Jim Klimov
2024-May-07 11:47 UTC
[Nut-upsdev] Question about "HB" flag and a "battery.charge.high" name
Hello all, During discussion at https://github.com/networkupstools/nut/pull/2430#discussion_r1592317940 I found that while `nut-names.txt` documents the `battery.charge.low` as the "Remaining battery level when UPS switches to LB (percent)", there is no counterpart as `battery.charge.high`. First I thought one could be just added... but for that matter, what could one logically mean - an overcharge (as in, "possibly harmful to the chemistry of the cells")?

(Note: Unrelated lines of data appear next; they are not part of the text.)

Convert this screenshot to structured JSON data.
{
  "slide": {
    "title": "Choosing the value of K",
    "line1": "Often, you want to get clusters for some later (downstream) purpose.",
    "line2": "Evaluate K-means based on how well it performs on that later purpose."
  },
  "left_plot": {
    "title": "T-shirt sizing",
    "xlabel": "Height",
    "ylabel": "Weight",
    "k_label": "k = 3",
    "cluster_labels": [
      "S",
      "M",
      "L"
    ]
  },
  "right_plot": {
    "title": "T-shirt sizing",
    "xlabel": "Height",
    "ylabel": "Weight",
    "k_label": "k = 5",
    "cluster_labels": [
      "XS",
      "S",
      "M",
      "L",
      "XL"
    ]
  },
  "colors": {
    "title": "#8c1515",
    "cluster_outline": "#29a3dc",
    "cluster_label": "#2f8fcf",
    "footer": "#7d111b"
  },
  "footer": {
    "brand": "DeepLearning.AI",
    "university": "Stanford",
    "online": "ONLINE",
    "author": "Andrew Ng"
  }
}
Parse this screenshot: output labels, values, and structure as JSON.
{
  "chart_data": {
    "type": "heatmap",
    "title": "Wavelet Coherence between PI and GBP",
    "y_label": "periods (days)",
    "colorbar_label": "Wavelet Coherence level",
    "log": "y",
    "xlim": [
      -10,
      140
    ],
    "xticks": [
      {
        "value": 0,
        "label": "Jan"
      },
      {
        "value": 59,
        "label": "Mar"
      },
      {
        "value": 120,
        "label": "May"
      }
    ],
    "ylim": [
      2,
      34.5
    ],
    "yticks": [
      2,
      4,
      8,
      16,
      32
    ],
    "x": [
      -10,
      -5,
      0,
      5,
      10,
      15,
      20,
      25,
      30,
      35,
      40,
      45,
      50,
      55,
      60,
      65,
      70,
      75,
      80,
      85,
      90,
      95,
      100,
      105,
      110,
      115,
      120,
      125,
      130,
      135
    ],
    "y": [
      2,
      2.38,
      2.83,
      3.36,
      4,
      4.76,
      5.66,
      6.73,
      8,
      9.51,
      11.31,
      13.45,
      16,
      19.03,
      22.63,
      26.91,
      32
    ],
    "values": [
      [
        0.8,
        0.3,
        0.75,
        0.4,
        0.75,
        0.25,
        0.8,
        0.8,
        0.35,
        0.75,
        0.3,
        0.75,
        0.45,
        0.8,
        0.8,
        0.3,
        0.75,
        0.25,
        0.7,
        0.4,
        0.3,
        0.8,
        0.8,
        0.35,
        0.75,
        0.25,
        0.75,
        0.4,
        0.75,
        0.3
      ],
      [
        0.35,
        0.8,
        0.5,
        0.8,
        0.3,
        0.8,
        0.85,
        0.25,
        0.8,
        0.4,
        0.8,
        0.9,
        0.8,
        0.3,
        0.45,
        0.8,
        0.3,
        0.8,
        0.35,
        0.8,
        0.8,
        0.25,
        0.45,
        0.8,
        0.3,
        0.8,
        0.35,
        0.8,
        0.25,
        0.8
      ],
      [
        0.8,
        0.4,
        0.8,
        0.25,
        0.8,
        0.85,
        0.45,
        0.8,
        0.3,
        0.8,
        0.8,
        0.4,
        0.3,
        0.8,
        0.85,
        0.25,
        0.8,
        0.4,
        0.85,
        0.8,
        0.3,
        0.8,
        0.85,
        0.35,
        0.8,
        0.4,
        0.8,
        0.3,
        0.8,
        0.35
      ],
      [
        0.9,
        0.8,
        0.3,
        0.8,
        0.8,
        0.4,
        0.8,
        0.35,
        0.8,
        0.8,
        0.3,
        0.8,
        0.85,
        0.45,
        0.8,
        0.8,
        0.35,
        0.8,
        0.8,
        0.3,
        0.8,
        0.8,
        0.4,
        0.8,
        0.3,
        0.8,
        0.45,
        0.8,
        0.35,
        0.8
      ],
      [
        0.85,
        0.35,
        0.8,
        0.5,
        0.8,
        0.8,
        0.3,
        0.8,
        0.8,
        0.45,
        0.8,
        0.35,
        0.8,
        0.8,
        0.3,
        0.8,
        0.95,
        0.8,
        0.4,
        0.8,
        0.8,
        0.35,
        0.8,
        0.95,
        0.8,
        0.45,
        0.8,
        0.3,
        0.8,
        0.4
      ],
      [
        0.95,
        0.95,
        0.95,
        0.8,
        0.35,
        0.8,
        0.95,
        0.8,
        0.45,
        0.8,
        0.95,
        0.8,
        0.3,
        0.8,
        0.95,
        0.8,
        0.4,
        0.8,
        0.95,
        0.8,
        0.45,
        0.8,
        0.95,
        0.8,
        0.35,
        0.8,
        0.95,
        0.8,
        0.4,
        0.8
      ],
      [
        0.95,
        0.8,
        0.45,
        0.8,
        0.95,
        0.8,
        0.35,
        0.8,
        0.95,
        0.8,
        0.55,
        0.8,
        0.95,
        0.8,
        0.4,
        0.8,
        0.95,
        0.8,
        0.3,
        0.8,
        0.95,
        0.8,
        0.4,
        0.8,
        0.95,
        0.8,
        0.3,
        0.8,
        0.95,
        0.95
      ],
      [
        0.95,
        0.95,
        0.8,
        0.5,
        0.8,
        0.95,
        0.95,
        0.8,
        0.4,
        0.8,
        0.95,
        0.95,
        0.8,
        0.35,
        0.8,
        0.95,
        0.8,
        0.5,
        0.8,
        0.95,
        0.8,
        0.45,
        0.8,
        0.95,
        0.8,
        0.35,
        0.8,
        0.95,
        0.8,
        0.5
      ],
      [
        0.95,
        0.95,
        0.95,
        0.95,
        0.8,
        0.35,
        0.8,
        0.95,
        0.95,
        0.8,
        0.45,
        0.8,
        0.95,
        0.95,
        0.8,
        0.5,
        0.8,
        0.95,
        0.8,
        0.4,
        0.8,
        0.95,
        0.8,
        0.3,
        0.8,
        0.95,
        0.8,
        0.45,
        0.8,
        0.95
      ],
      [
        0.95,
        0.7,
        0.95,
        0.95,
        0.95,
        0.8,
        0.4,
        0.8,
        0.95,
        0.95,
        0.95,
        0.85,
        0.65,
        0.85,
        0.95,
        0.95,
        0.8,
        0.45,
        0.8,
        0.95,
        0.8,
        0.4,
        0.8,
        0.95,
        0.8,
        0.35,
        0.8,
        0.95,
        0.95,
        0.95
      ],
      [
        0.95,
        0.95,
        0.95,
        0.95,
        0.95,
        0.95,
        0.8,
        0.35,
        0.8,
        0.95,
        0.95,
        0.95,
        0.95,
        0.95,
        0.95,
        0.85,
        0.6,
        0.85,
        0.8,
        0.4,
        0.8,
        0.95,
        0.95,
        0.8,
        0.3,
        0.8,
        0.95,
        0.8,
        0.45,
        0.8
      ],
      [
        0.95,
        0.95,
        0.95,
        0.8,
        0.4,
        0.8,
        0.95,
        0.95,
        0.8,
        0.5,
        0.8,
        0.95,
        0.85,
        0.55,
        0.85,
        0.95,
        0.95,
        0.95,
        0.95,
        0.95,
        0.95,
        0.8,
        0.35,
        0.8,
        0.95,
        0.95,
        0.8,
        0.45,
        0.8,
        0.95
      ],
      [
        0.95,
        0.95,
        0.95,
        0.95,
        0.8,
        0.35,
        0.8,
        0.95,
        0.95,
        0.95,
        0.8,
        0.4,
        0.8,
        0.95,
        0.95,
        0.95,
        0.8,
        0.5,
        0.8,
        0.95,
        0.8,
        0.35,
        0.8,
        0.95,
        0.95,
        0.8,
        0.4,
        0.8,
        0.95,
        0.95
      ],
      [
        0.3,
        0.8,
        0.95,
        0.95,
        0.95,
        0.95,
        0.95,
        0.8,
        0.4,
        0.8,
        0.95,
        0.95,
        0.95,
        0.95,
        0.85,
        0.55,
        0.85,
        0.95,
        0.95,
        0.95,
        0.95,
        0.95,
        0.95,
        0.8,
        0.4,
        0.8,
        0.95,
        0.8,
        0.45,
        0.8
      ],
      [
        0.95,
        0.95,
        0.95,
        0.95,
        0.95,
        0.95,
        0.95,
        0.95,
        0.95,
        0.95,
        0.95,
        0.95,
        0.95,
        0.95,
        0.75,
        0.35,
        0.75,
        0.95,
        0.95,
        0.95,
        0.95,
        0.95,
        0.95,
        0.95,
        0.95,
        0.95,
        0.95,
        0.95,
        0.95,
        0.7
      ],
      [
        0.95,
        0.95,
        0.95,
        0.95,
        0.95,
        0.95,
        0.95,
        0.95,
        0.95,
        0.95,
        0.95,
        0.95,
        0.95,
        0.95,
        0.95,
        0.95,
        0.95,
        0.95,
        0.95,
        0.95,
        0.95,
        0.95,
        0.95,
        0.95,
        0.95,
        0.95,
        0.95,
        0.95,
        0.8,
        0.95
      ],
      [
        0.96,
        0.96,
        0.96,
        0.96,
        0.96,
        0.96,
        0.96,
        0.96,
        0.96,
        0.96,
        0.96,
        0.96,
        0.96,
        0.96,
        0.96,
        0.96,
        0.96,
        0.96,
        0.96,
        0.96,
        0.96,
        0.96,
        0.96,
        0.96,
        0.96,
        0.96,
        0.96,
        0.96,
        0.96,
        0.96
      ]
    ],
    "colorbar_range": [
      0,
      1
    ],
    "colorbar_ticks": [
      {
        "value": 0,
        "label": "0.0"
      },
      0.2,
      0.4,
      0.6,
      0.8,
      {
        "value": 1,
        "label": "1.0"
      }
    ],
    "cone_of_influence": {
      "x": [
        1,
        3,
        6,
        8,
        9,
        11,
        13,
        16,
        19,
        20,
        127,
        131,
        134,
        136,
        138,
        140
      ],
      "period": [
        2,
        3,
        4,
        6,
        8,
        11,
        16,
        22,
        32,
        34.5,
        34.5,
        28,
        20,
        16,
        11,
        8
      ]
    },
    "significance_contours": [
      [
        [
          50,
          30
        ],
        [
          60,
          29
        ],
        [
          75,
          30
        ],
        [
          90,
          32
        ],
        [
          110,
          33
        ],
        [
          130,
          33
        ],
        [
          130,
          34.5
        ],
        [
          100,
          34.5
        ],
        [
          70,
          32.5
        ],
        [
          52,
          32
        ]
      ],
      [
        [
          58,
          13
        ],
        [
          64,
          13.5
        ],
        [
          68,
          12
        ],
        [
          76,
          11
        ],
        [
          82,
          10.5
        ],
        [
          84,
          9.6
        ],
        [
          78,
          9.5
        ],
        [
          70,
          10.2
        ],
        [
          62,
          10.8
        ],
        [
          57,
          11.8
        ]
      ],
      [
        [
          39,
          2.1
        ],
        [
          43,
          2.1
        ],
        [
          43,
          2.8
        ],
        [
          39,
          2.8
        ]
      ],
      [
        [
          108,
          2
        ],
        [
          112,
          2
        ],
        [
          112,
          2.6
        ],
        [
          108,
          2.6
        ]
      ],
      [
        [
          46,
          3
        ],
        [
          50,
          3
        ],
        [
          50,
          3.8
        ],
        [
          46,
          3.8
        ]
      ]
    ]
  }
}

Or an euphemism(*) for being "well charged" (maybe not 100% if the device hovers at some 85%-95% to extend battery life)? (*) Recent work in usbhid-ups dealt with optional "OL+DISCHRG" warning throttling for known-hovering devices using a custom option; if the "euphemism" above is ratified - it could be a more systemic setting for that concept and behavior. In the same discussion, there is a mention of the "HB" flag (apparently "High battery" per e.g. docs/new-drivers.txt), but there are too few hits in the code base to make up an opinion about its physical meaning. Does anyone here remember the history or intent behind it? Thanks in advance, Jim Klimov -------------- next part -------------- An HTML attachment was scrubbed... URL: <http://alioth-lists.debian.net/pipermail/nut-upsdev/attachments/20240507/725bc21a/attachment.htm>
Greg Troxel
2024-May-07 12:46 UTC
[Nut-upsdev] Question about "HB" flag and a "battery.charge.high" name
Jim Klimov via Nut-upsdev <nut-upsdev at alioth-lists.debian.net> writes:> During discussion at > https://github.com/networkupstools/nut/pull/2430#discussion_r1592317940 I > found that while `nut-names.txt` documents the `battery.charge.low` as the > "Remaining battery level when UPS switches to LB (percent)", there is no > counterpart as `battery.charge.high`. First I thought one could be just > added... but for that matter, what could one logically mean - an overcharge > (as in, "possibly harmful to the chemistry of the cells")? Or an > euphemism(*) for being "well charged" (maybe not 100% if the device hovers > at some 85%-95% to extend battery life)?I don't think we should use .high, unless a significant number of units/protoocls issue a "battery charge is high" state with a consistent meaning. So no. If this is about having variables with thresholds that control devices or cause synthetic setting of some variable (like turning on LB if charge% is < battery.charge.low), then it makes sense. If there is no such 'binary sensor' to use HA language, then it doesn't make sense. I personally have set up a threshold sensor in HA, intended to be >= 27.2 is ok, <=26.4 is alarm so that it goes into alarm at 26.4 and recovers at 27.2. The point is to switch to alarm state when the UPS transfers to battery and not return until the battery is recharged and it has been stable, to reduce falsing. But I don't think this concept exists within nut.> In the same discussion, there is a mention of the "HB" flag (apparently > "High battery" per e.g. docs/new-drivers.txt), but there are too few hits > in the code base to make up an opinion about its physical meaning. Does > anyone here remember the history or intent behind it?I do not, but "battery voltage is unreasonably high" is a reasonable concept. I would say that > 14V for a 12V system is probably fair, although it really needs to be temperature compensated. That's an alert for charging system failure, though. I would not call it HB, though because that makes it sound parallel to LB, which is about believed remaining capacity, not detection of overcharging failure. It is not parallel. the long name is charging system failure - overcharging and I am reluctant to abbreviate it.